Hi there, I've been thinking a lot about AI Alignment and values, the latter for longer than the former, admittedly. I'm in graduate school and study values through ethics. I would love to start a conversation about a thought that shot through my mind just last night. In thinking about values, we often focus on the principles, the concepts such as "good" and "bad" -- most simply, the nouns and adjectives. These are challenging to bridge consensus even in the same language, let alone across cultural, linguistic, and geographic boundaries. In my past experience as an English teacher, conveying verbs was always easier than trying to explain things like integrity.
Here's my question: what if instead of fixed concepts and rules, AI alignment focused on actions as the underlying reward function? In other words, might programming AI to focus on the means rather than the ends facilitate an environment in which humans are freer to act and reach their own ends, prioritizing activated potential over predetermined outcome? Can the action, instead of the outcome, become the parameter, rendering AI a facilitator rather than a determiner?
There's a lot more to these questions, with details and explanations that I would be happy to dive into with anyone interested in discussing further (I didn't think it appropriate to make my first post too lengthy). Either way, I'm happy to have found this group and look forward to connecting with likeminded and unlikeminded folks.

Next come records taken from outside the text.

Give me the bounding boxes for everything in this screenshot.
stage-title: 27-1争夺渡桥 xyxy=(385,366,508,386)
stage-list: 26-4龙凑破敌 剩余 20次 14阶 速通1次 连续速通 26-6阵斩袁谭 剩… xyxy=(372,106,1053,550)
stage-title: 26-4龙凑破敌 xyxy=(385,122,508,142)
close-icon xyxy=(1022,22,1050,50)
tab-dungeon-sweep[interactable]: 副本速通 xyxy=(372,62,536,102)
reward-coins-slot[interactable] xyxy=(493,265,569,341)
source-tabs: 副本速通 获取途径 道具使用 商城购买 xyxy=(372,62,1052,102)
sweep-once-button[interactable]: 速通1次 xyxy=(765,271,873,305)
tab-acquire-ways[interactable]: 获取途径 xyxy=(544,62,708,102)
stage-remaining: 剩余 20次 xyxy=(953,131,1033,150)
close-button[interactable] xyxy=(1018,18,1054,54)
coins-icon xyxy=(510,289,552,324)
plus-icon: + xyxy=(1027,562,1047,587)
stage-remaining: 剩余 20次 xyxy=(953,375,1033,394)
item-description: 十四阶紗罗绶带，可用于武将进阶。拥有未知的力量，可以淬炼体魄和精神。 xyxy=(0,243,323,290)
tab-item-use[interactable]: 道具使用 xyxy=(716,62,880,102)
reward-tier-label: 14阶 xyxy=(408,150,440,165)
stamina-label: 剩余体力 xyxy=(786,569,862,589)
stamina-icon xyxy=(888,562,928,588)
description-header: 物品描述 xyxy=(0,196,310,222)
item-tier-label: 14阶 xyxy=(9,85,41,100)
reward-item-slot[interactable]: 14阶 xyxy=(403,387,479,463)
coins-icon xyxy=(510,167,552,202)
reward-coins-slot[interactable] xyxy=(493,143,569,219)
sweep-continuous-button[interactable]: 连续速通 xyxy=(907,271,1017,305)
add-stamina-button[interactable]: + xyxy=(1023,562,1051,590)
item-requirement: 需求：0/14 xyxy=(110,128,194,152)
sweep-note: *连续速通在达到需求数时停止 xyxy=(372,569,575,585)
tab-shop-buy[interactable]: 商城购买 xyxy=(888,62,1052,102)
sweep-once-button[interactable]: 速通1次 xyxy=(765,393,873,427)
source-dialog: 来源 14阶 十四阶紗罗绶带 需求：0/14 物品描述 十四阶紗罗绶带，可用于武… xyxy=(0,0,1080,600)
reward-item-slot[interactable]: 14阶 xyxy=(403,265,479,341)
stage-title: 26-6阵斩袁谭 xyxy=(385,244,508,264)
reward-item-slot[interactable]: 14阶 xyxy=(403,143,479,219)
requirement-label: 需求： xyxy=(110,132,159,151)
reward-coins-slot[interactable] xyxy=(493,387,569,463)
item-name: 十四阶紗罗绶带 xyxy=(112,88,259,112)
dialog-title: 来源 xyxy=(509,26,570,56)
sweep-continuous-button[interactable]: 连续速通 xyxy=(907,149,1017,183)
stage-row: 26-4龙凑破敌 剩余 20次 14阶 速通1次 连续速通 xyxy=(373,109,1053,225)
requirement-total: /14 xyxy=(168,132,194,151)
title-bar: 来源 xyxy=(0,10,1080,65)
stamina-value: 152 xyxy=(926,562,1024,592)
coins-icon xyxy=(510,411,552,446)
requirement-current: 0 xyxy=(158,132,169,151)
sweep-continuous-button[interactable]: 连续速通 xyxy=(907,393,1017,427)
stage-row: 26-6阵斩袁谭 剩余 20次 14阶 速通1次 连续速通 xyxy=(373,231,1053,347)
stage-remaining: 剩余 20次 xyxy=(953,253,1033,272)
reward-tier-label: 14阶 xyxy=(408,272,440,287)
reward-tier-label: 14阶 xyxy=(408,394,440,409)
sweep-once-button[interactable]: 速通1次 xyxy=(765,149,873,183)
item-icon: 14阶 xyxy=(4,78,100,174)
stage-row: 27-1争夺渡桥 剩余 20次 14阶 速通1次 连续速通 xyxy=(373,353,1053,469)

Thank you for reading! ~Elisabeth
If I'm understanding your right, which I'm not sure I am, I think this just collapses back to the normal case but where the thing being optimized for are those that you demarcate as "means" rather than "ends". That is, the means literally become the ends because they are the things being optimized for.
I think you are understanding correctly and I see your point. So the question becomes: we intervene before it becomes cyclical so that the focus is process and not outcome? That's where the means and the ends remain separate. In effect, can a non-deterministic AI model be written?